Heidi Renel Duncan said: "The anguish that I would not be able to breastfeed. My daughter loved breastfeeding and did so for a long time. I'd be sad that I wouldn't be able to share that with this baby. There would also be the fear of dying because of complications, and the child not knowing me."
Claire Panchoo said she would choose to end the pregnancy.
While the issue of fear and heartache is real surrounding such an issue, as a mother it is no longer automatic that you pass on the HIV virus to your child. Because of medical and scientific breakthroughs, thousands of babies across the globe are born HIV-free everyday and mothers experience happy and healthy pregnancies.
As reported by www.aidsinfo. nih.gov, because of the use of HIV medicines and other strategies, fewer than 200 babies are born with HIV in the US each year.
In T&T, by the Ministry of Health's reasoning, currently the figure accounts for less than two per cent in all pregnancies of HIV infected mothers.
In an email response to the T&T Guardian, the ministry said: "One or two times a year we may have an infant being born with HIV, out of the total amount of pregnancies that we have in HIV positive women."
The prevention of mother-to-child transmission (PMTCT) programme was initiated in T&T in 1999, under the Ministry of Health's PMTCT policy.

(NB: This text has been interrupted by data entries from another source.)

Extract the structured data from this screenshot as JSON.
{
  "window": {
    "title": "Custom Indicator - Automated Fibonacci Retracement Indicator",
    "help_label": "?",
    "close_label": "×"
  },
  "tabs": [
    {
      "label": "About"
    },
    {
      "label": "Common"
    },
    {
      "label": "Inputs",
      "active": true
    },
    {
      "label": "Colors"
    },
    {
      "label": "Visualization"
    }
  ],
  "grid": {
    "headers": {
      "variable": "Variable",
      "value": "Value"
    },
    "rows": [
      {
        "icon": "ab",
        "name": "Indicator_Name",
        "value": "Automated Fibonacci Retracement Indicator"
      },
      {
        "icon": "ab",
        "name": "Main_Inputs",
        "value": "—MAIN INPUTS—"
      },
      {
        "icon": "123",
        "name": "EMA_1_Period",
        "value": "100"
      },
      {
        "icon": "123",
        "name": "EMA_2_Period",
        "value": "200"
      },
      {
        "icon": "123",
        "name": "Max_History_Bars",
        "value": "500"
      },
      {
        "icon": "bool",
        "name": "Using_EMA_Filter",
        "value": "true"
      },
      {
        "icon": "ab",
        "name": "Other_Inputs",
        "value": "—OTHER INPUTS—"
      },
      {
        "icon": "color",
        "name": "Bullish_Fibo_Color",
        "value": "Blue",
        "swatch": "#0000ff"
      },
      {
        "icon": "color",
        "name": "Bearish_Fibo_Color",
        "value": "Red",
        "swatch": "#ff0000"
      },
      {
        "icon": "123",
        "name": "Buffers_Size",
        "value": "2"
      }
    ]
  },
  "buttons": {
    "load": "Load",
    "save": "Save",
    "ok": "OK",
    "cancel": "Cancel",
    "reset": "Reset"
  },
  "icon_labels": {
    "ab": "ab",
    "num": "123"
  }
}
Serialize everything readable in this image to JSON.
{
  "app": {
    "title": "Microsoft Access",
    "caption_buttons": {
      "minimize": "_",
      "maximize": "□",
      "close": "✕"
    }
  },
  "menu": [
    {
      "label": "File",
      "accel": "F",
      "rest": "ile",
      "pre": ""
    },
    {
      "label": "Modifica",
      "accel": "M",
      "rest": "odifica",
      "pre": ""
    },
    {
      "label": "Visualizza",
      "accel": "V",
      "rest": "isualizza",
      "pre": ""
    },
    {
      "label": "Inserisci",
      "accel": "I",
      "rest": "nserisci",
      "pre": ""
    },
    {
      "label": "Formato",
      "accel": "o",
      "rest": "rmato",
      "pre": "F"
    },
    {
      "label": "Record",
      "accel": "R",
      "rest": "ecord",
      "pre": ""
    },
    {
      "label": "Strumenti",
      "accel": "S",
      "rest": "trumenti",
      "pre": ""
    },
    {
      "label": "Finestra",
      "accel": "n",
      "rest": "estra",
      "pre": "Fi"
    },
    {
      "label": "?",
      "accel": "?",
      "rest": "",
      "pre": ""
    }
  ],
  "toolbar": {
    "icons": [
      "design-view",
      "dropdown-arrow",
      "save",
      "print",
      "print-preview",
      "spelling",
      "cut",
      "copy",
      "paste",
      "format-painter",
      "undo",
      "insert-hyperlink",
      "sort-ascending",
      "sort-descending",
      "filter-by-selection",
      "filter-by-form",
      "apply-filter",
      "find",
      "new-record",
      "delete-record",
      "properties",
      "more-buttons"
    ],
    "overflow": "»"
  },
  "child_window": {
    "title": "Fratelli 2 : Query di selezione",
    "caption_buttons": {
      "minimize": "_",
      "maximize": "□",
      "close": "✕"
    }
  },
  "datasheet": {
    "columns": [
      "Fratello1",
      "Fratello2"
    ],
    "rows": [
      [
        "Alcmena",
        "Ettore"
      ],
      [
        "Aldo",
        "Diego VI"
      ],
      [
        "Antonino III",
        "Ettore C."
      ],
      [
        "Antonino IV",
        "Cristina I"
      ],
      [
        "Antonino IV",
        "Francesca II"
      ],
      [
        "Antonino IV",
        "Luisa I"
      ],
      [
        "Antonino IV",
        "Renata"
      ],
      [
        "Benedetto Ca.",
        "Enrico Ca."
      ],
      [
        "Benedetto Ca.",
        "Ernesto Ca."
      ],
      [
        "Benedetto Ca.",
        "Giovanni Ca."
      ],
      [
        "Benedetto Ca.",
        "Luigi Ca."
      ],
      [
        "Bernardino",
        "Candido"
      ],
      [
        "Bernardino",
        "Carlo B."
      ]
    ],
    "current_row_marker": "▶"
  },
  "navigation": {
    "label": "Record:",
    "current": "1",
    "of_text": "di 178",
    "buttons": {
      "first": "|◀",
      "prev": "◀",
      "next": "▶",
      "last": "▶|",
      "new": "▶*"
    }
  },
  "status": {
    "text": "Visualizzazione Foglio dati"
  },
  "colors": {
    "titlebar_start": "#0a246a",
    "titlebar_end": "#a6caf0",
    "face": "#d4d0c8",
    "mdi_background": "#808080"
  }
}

The policy stated the programme was initiated based on evidence which showed that transmission of HIV from an infected mother to her child could be reduced by between 51-68 per cent, with the introduction of anti-retroviral therapy during pregnancy.
It said, added to this was the affordability of AZT (azidothymidine drug). It was also shown that avoidance of breastfeeding resulted in a further reduction in the transmission of HIV from mother to child by 10-20 per cent.
The policy indicated over the last five years T&T has seen a decrease in the number of babies born to HIV positive women each year.
The policy also informs that, from 2008, dry blood spot testing using DNA PCR (polymerase chain reaction) became available in every Regional Health Authority (RHA) in the country, allowing for accurate HIV diagnosis from babies as early as six weeks old.
HIV positive mothers and the exposed babies are followed by the PMTCT programme and with the assistance of the PMTCT coordinators, the status of the infants are reported to the Ministry of Health.
There is also special care for the HIV infected mother. Mothers with HIV don't have to feel alone or scared as there is a team of medical staff, inclusive of counselors and support groups, that can guide them though their entire pregnancy.
As appointed by the Ministry of Health, the PMTCT programme demonstrates the link between the health service, community and other bodies, especially for the provision of psychosocial support.
The first part of this engagement is often the empowerment of the patient to continue to access services through counseling and engagement of their support system (family or close friends), which would occur at the point of diagnosis.
Mothers are often guided through the system by the nurses in the PMTCT programme.
These nurses and their colleagues guide HIV-positive pregnant women from first diagnosis in the community to the hospital and support follow-up of both mother and baby.
The network of nurses supporting this programme also extends to the treatment sites.
The doctors and nurses refer, where possible, to the medical social worker within facilities for additional support and for cases where necessary, the community mental health officer is sought.
Another critical part of the support, the ministry says, is that of the people living with HIV (PLHIV) community. Existing patients often support new patients to engage and follow through on their care.
Because of these initiatives that now exist, being HIV positive and pregnant is not a death sentence for mothers, and it is certainly not for their babies.